When one searches the Angry Arab News’s archives, he finds around 105 posts in which the phrase “White Man” occurs, often multiple times in the same post. Even in his recent piece on May Murr, one finds the phrase الرجل الأبيض (rajul al-bayed, lit. the white man). There is an irony here that Abukhalil may be playing up intentionally; the Lebanese, perhaps more than any subset of
Phoenicians Arabs, often pride themselves on being of fairer hue than most of of their Arab brethren and it is not uncommon for them to describe themselves as “Mediterraneans” or whites. This is common among many Arabs, including North Africans. These peoples often do not differ physically in any meaningful sense from Greeks, Italians, or Portuguese people (on the other hand, many Arabs are obviously far more distinctive which causes confusion in self-perception in multi-racial and multi-cultural settings, such as the United States).
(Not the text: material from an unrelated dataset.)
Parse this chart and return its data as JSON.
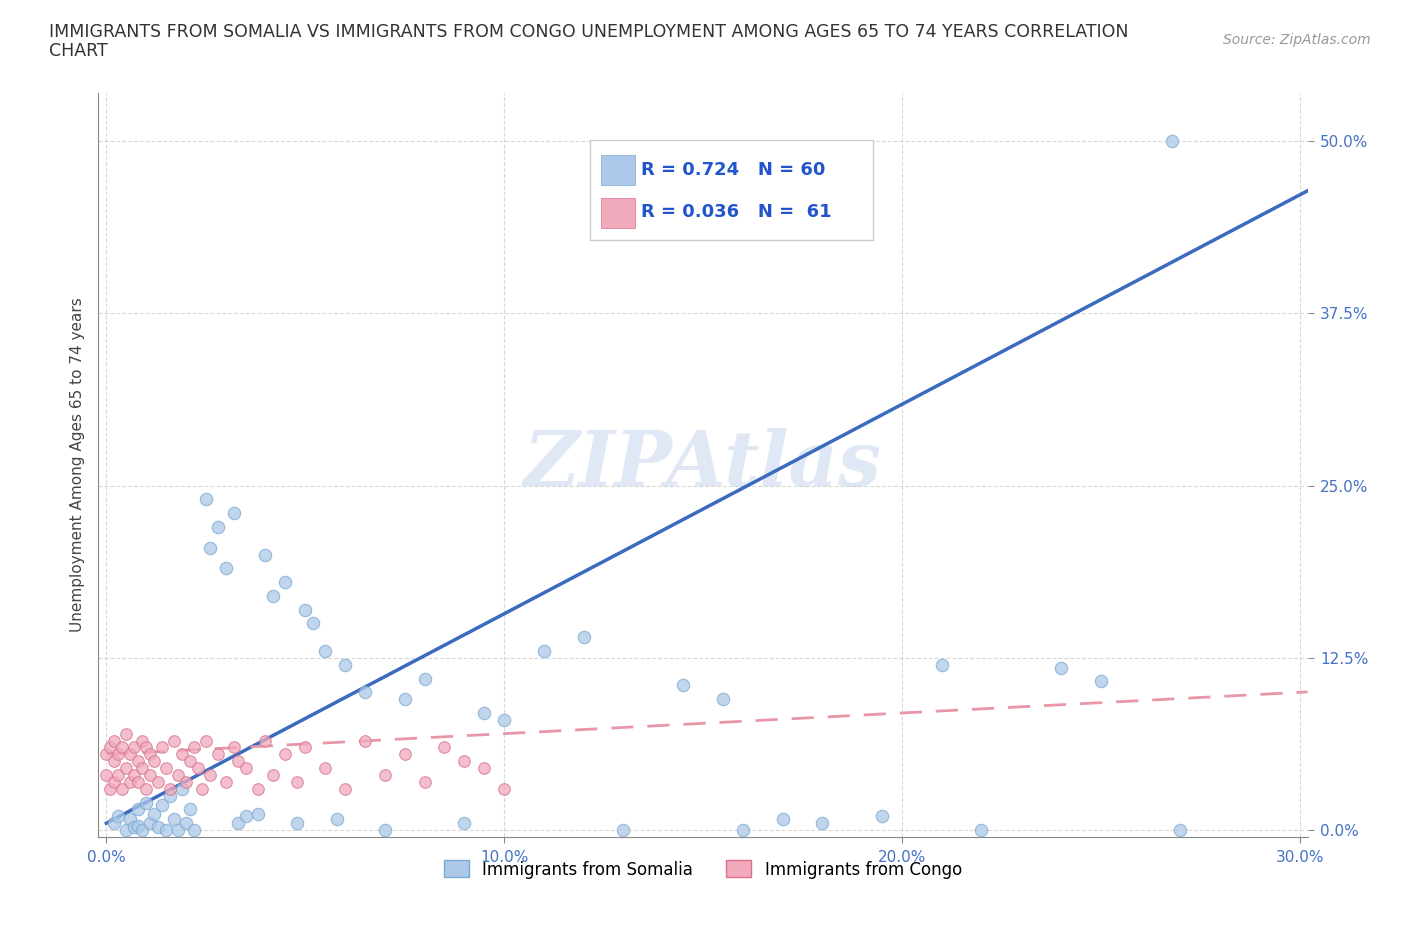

The irony is of course that though these folks may often consider themselves to be “white men,” they are perceived by many Westerners are being brown or something else not quite “white.” Perception trumps physiology.
The attitude that the repeated use of the “White Man” reflects is typical of many Arab immigrants to the United States who came after the 1960’s, and whose racial and political attitudes are colored with Third World orientations as opposed to the concerted assimilationism of earlier generations of Arab immigrants. The line between whiteness and otherliness is a point of continuing controversy among Arab Americans.